One billion units is a lot of processors, and Intel wanted its fair share. During the course of the past decade Intel invested between $3 billion and $5 billion in the assets it sold to Marvell, says Will Strauss, an analyst for Forward Concepts. Intel spent nearly $2 billion on a single acquisition to bolster those communications chip efforts. It was a major rat hole of unparalleled magnitude.

Intel in the late '90s saw Texas Instruments providing processors to more than half of the cell phone market and believed there was no reason it couldn't squeeze its way into the fray. Although many warned that it was a business that had few similarities to the PC processor market, Intel rushed forward with at least full financial commitment. It exits now with little to show but a bruised ego.

The applications processor market for cell phones totaled $839 million last year, and TI controlled 69% of the market, followed by Qualcomm at 17%. Intel for all its investment and effort had total revenue of $57 million to give it a 7% market share. In the baseband processor market for cell phones, which totals $6.5 billion, the story was even worse. Last year Intel managed less than 1% market share, Strauss says.

Strauss believes Intel may have failed from a lack of total commitment to the cell phone processor market. Intel was built on PC and server processors, and that's where the largest amount of its efforts remained. On numerous occasions over the past few years there were suggestions that Intel would spin-off the communications chip business into a standalone business where its fortune might have been different, but those rumors never materialized.
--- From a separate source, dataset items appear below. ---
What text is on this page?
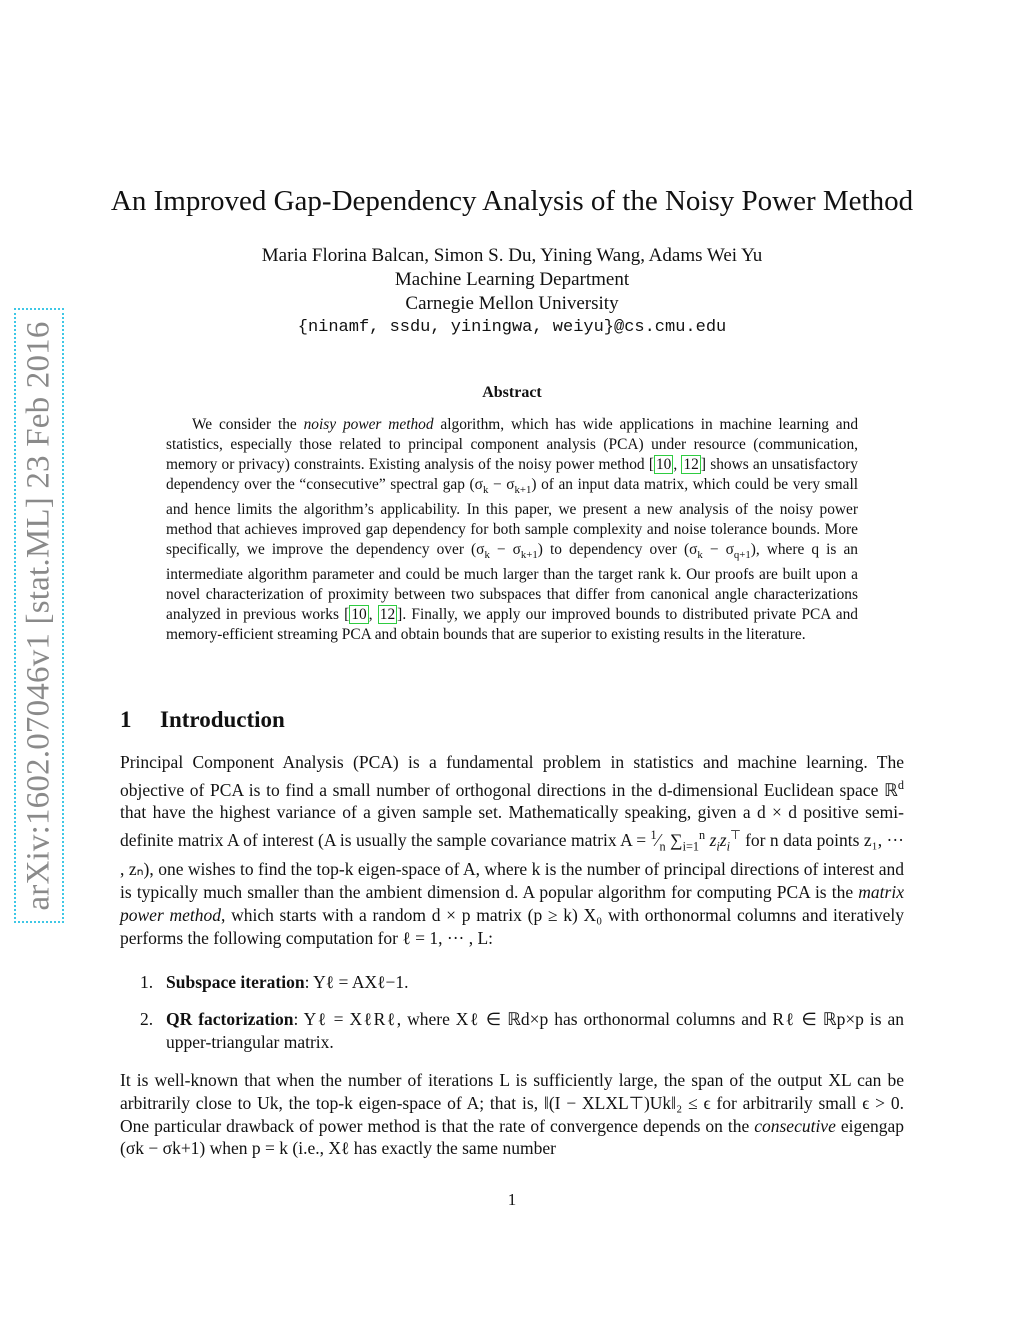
arXiv:1602.07046v1 [stat.ML] 23 Feb 2016
An Improved Gap-Dependency Analysis of the Noisy Power Method
Maria Florina Balcan, Simon S. Du, Yining Wang, Adams Wei Yu
Machine Learning Department
Carnegie Mellon University
{ninamf, ssdu, yiningwa, weiyu}@cs.cmu.edu
Abstract
We consider the noisy power method algorithm, which has wide applications in machine learning and statistics, especially those related to principal component analysis (PCA) under resource (communication, memory or privacy) constraints. Existing analysis of the noisy power method [ 10 , 12 ] shows an unsatisfactory dependency over the “consecutive” spectral gap $(\sigma_k - \sigma_{k+1})$ of an input data matrix, which could be very small and hence limits the algorithm’s applicability. In this paper, we present a new analysis of the noisy power method that achieves improved gap dependency for both sample complexity and noise tolerance bounds. More specifically, we improve the dependency over $(\sigma_k - \sigma_{k+1})$ to dependency over $(\sigma_k - \sigma_{q+1})$, where q is an intermediate algorithm parameter and could be much larger than the target rank k. Our proofs are built upon a novel characterization of proximity between two subspaces that differ from canonical angle characterizations analyzed in previous works [ 10 , 12 ]. Finally, we apply our improved bounds to distributed private PCA and memory-efficient streaming PCA and obtain bounds that are superior to existing results in the literature.
1 Introduction
Principal Component Analysis (PCA) is a fundamental problem in statistics and machine learning. The objective of PCA is to find a small number of orthogonal directions in the d-dimensional Euclidean space ℝ$^d$ that have the highest variance of a given sample set. Mathematically speaking, given a d × d positive semi-definite matrix A of interest (A is usually the sample covariance matrix $A = ^1⁄_n$ $\sum_{i=1}^n$ $z_iz_i^⊤$ for n data points z₁, ··· , zₙ), one wishes to find the top-k eigen-space of A, where k is the number of principal directions of interest and is typically much smaller than the ambient dimension d. A popular algorithm for computing PCA is the matrix power method, which starts with a random d × p matrix (p ≥ k) X₀ with orthonormal columns and iteratively performs the following computation for ℓ = 1, ··· , L:
1. Subspace iteration: Yℓ = AXℓ−1.
2. QR factorization: Yℓ = XℓRℓ, where Xℓ ∈ ℝd×p has orthonormal columns and Rℓ ∈ ℝp×p is an upper-triangular matrix.
It is well-known that when the number of iterations L is sufficiently large, the span of the output XL can be arbitrarily close to Uk, the top-k eigen-space of A; that is, ‖(I − XLXL⊤)Uk‖₂ ≤ ϵ for arbitrarily small ϵ > 0. One particular drawback of power method is that the rate of convergence depends on the consecutive eigengap (σk − σk+1) when p = k (i.e., Xℓ has exactly the same number
1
Intel's dalliance with the cell phone market may have been just distracting enough to knock it off its stride in its core business. Is it a happenstance that Intel's fixation with the cell phone market the past few years coincided with a loss of focus on its core processor market which left a opening for Advanced Micro Devices?

Of course, there is no other company with the possible exception of Microsoft that could afford to make the kind of unsuccessful gamble that Intel made on the cell phone market. Despite missing the target in the cell phone market, Intel remains strong and profitable. Although it may be true that if nothing is ventured, nothing is gained, you have to think that Intel continues to question itself internally over the magnitude of this miscalculation.